O presidente da Sintracom-BA (Sindicato dos Trabalhadores na Indústria da Construção e da Madeira da Bahia), José Ribeiro, disse que esse foi o pior acidente do setor que ele presenciou nos últimos 35 anos. 'As empreiteiras são obrigadas a investir em segurança para evitar acidentes. Você pode ver que está tudo espalhado, inclusive equipamentos na calçada, na via pública. Tem pedaço de ferro, de madeira. Esta situação não pode acontecer', relata o sindicalista.
O pedreiro Mário Sérgio, de 35 anos, é operário da mesma construtora, mas trabalha em outra obra.
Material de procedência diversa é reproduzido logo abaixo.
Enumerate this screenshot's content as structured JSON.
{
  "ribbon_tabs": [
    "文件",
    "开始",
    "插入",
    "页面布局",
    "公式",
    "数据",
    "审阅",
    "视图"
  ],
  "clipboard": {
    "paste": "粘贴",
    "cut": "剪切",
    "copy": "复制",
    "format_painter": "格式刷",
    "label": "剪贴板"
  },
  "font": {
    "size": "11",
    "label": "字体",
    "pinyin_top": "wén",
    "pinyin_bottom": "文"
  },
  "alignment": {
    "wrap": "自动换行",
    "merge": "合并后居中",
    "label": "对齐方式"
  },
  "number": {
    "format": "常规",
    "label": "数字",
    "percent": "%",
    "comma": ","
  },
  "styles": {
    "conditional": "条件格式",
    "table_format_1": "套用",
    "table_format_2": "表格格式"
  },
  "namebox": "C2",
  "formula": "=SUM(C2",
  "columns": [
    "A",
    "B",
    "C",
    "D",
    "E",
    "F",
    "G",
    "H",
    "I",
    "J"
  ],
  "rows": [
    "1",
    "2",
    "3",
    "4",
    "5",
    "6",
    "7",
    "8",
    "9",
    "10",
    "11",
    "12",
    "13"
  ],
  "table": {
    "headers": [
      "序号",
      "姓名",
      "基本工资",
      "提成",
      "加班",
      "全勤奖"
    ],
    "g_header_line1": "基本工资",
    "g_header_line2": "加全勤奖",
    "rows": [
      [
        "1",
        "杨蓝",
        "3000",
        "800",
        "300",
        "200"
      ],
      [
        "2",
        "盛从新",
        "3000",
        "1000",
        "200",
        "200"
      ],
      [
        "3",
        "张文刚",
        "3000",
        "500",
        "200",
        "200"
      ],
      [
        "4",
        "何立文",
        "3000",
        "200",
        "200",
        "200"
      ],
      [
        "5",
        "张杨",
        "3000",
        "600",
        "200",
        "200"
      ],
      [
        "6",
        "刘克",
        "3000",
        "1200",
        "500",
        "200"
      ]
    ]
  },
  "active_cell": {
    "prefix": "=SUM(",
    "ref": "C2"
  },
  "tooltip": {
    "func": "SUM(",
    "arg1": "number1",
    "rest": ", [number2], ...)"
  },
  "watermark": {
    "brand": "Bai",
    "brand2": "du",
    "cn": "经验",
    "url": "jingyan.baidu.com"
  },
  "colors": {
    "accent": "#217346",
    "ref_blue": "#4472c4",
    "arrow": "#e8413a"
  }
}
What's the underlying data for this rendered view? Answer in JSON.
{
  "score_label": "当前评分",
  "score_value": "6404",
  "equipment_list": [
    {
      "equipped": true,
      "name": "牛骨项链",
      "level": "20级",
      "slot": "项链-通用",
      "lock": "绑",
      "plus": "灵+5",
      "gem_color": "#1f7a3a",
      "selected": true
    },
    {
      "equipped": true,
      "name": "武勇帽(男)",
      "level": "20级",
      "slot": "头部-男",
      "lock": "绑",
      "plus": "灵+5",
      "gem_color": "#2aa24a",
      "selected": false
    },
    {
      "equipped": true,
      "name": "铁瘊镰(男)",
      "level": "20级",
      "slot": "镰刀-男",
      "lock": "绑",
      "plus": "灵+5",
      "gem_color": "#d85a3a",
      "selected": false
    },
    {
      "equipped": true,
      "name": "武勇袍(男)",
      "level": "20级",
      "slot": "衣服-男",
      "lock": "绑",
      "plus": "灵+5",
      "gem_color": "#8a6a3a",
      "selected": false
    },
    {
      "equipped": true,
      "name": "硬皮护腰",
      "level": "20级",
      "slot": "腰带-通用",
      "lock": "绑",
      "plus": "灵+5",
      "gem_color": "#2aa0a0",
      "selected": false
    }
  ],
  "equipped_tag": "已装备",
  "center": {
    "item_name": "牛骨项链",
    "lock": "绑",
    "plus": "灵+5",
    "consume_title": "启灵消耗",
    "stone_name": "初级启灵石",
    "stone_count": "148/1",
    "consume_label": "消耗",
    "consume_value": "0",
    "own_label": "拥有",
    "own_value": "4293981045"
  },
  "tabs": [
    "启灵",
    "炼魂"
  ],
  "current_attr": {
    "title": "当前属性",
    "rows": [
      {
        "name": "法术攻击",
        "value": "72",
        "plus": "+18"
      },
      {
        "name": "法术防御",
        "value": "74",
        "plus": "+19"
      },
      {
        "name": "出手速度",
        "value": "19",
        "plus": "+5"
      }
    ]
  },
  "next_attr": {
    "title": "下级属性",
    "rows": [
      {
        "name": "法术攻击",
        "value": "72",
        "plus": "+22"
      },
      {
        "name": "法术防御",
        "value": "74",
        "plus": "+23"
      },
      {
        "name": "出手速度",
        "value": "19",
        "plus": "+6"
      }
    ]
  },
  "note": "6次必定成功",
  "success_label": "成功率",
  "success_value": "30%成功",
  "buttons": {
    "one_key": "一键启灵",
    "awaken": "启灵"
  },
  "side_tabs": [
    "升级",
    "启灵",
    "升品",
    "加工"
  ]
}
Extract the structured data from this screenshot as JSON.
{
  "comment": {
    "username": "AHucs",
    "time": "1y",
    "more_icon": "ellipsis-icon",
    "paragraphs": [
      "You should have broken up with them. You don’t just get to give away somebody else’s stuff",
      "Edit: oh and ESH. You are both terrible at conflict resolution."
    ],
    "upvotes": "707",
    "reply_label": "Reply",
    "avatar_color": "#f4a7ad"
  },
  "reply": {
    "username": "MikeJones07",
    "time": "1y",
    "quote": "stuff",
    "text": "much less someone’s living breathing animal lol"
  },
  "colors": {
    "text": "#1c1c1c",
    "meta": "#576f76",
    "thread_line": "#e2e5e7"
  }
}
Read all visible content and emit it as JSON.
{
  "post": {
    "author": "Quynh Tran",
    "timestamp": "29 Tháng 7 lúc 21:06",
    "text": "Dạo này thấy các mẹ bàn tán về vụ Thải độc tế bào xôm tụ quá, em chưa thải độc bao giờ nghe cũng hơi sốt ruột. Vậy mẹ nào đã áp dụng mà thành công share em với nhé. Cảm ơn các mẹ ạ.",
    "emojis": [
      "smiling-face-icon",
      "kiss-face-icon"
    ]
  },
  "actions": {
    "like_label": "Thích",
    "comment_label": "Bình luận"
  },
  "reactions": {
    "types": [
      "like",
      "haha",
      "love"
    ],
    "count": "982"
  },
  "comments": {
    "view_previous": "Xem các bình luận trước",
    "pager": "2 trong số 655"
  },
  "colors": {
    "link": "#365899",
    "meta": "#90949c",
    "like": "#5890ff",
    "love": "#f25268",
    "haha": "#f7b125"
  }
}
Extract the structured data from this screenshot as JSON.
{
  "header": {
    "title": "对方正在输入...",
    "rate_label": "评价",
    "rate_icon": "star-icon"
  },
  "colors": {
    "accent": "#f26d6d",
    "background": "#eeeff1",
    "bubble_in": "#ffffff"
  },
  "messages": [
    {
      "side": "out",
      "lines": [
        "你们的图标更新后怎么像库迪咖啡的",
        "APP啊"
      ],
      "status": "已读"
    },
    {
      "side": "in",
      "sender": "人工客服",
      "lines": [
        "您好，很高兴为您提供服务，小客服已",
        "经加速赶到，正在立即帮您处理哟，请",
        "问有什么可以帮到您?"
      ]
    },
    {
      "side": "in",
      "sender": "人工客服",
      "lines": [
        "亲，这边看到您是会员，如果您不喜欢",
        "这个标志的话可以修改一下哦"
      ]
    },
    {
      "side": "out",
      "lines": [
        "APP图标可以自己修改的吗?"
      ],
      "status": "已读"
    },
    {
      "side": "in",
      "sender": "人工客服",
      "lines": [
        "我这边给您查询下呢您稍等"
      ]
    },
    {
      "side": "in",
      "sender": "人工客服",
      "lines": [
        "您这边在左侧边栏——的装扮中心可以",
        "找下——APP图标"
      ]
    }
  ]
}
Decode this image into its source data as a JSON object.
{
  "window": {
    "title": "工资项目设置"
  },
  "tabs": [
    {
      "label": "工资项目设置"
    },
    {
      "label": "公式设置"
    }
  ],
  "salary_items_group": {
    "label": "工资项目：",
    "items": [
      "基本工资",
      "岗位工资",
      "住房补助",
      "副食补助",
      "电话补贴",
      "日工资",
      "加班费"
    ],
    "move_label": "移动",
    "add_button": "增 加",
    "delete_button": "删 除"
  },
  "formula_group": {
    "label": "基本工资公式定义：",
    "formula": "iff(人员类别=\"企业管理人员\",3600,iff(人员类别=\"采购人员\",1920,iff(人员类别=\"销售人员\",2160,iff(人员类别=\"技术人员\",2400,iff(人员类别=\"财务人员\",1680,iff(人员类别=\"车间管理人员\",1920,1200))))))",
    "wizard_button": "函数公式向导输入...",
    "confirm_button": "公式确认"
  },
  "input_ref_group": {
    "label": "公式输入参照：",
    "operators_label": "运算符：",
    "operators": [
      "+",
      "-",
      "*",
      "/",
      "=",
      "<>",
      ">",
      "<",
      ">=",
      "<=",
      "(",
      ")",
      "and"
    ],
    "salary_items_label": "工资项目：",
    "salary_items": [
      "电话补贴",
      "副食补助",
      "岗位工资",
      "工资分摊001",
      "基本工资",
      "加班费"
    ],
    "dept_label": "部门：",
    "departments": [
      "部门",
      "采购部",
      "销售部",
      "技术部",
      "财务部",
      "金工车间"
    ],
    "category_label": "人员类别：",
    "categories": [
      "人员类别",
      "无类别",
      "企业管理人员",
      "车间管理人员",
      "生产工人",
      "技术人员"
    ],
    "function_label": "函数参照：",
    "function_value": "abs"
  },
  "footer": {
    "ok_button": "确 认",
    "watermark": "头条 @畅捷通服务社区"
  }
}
Ele estava no canteiro para homenagear os colegas que morreram no acidente. 'Eu trabalho há nove anos na empresa e esse é o acidente mais grave que vi. Eu não gosto de elevador, faço questão de subir de escada. O elevador é para subir material, mas esse [do acidente] foi autorizado para transportar pessoas', conta.
Os corpos dos trabalhadores foram retirados do local e encaminhados para o Instituto Médico Legal (IML), em Salvador. Familiares de vítimas passaram mal e foram socorridos pelo Serviço de Atendimento Móvel de Urgência (Samu).
Terceira maior cidade do País, Salvador tem 53 acidentes de trabalho no setor de construção civil somente em 2011, segundo a CTB (Central dos Trabalhadores e Trabalhadoras do Brasil). Os acidentes, segundo a central, causaram 13 mortes – nove delas foram registradas na manhã desta terça-feira (9), após a queda, do 20º andar, de um elevador em prédio em construção na capital baiana. Falha mecânica e excesso de peso são possíveis causas do acidente. Ao todo, são 18 mortes em canteiros de obras na Bahia neste ano, segundo dados da Superintendência Regional do Trabalho no Estado.
De acordo com a CTB, a Bahia ocupa a sétima posição entre os Estados brasileiros em registros de acidentes de trabalho, atrás apenas de São Paulo, Minas Gerais, Rio Grande do Sul, Paraná, Rio de Janeiro e Santa Catarina.
'Existe muita irresponsabilidade por parte do empresariado. As mortes, previsíveis, evidenciam descaso com a vida do trabalhador. Estamos cansados de avisar às autoridades, mas a fiscalização e o investimento em segurança são insuficientes', disse o secretário de Saúde e Segurança no Trabalho da CTB, Fernando Dantas.
O Sinduscon (Sindicato da Indústria da Construção) da Bahia informou que, pelos últimos dados da Previdência Social disponíveis, o número de mortes em acidentes de trabalho permaneceu estável no estado. Foram 15 mortes em 2006, o que perfaz 18,8 mortes por 100.000 trabalhadores, e 17 em 2008, ou 17 por 100.000.
O Ministério do Trabalho informou não dispor de dados sobre acidentes fatais de trabalho no país. O Sistema Federal de Inspeção do Trabalho realiza inspeções somente por amostragem – de 923 acidentes analisados de janeiro a junho de 2011, 283 (30%) foram no setor da construção.
Quem compila as informações sobre acidentes de trabalho no país é a Previdência Social, mas os últimos dados divulgados são de 2008. Os dados nacionais apontaram crescimento de 69,3% no número de acidentes de trabalho na construção civil entre 2006 e 2008. O número de mortes aumentou 25% no mesmo período, e os acidentes que causaram incapacidade permanente subiram 37%.
O setor da construção civil na Bahia emprega 185.000 trabalhadores com carteira assinada, e acompanha a expansão da área no país – o PIB da construção no estado cresceu 4,2% no primeiro semestre do ano.
Uma operação do Ministério do Trabalho realizada em outubro e novembro de 2010 em Salvador e na vizinha Lauro de Freitas encontrou 26 obras em condições que comprometiam a segurança do trabalhador.